As the prisoner stood erect, Carpenter saw that he was a man of herculean proportions and over six feet three or four inches in height. His arms and naked chest were cut, bleeding and bruised, and a bamboo gag was in his mouth; but what at once attracted the captain’s attention and sympathy was the man’s face.
So calm, steadfast, and serene were his clear, undaunted eyes; so proud, lofty, and contemptuous and yet so dignified his bearing, as he glanced at his guards when they bade him walk, that Carpenter, drawing back a little, raised his hand in salute.
In an instant the deep, dark eyes lit up, and the tortured, distorted mouth would have smiled had it not been for the cruel gag. But twice he bent his head, and his eyes did that which was denied to his lips.
Captain Carpenter was deeply moved. The man’s heroic fortitude, his noble bearing under such physical suffering, the tender, woman-like resignation in the eyes which could yet smile into his, affected him so strongly that he could not help asking one of the “braves” the prisoner’s name.
An insolent, threatening gesture was the only answer.

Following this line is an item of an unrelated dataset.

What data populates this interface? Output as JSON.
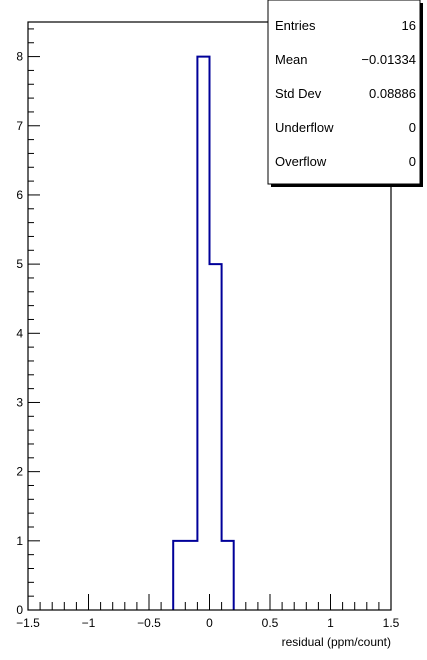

But the prisoner had heard, and bent his head in acknowledgment. When he raised it again and saw that Carpenter had now taken off his cap, tears trickled down his cheeks. In another moment he was hurried along the deck into the cabin, and half a dozen “braves” stood guard at the door to prevent intrusion, whilst the gag was removed, and the victim of the Viceroy’s vengeance was urged to eat. Whether he did so or not was never known, for half an hour afterwards he was removed to one of the state-rooms, where he was closely guarded by Kwang’s cutthroats. When he was next seen by Carpenter and the officers of the steamer the gag was again in his mouth, but the calm, resolute eyes met theirs as it trying to tell them that the heroic soul within the tortured body knew no fear, and felt and appreciated their sympathy.
On the afternoon of the third day after leaving Formosa the steamer ploughed her way up the muddy waters of the river, and came to an anchor off the city at a place which was within half a mile of the Viceroy’s residence. The mandarin requested the captain to fire three guns, and hoist the Chinese flag at both the fore and main peaks.

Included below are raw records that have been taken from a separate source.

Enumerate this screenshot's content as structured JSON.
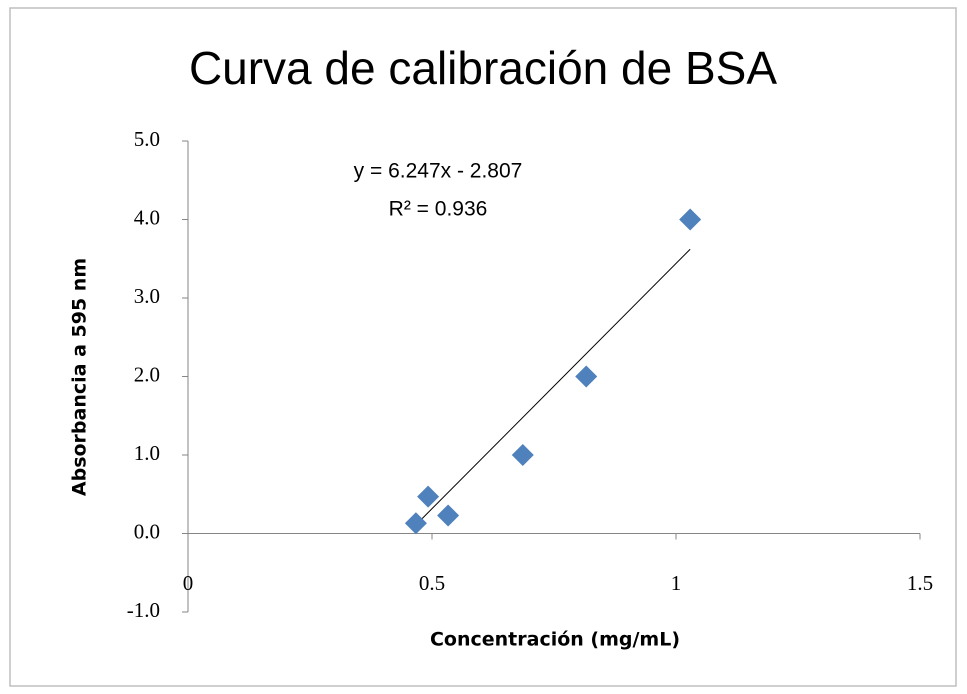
{
  "chart_data": {
    "type": "scatter",
    "title": "Curva de calibración de BSA",
    "x_label": "Concentración (mg/mL)",
    "y_label": "Absorbancia a 595 nm",
    "annotations": [
      "y = 6.247x - 2.807",
      "R² = 0.936"
    ],
    "trendline": {
      "slope": 6.247,
      "intercept": -2.807,
      "color": "#000000"
    },
    "series": [
      {
        "color": "#4f81bd",
        "x": [
          0.467,
          0.492,
          0.533,
          0.686,
          0.816,
          1.029
        ],
        "values": [
          0.13,
          0.47,
          0.23,
          1.0,
          2.0,
          4.0
        ]
      }
    ],
    "xlim": [
      0,
      1.5
    ],
    "xticks": [
      0,
      0.5,
      1,
      1.5
    ],
    "ylim": [
      -1,
      5
    ],
    "yticks": [
      {
        "value": -1,
        "label": "-1.0"
      },
      {
        "value": 0,
        "label": "0.0"
      },
      {
        "value": 1,
        "label": "1.0"
      },
      {
        "value": 2,
        "label": "2.0"
      },
      {
        "value": 3,
        "label": "3.0"
      },
      {
        "value": 4,
        "label": "4.0"
      },
      {
        "value": 5,
        "label": "5.0"
      }
    ]
  }
}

This signal was, so Kwang condescended to say, to inform His Illustriousness the Ever-Merciful Viceroy that he, Kwang, his crawling dependent, guided by Carpenter’s high intelligence, and supreme and honoured skill as a navigator, had achieved the object which His Illustriousness desired.
The captain listened to all this “flam,” bowed his acknowledgments, and then suddenly asked the mandarin the prisoner’s name.

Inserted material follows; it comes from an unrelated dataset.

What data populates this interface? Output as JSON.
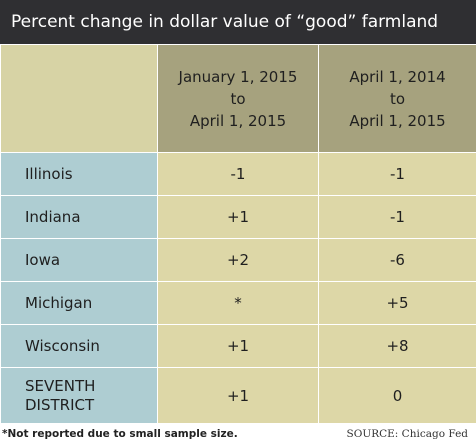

Again the fat, complacent face darkened, and almost scowled. “No,” he replied sullenly, he himself “was not permitted” to know the prisoner’s name. His crime? He did not know. When was he to be tried? To-morrow. Then he rose and abruptly requested the captain to ask no more questions. But, he added, with a smile, he could promise him that he should at least see the captive again.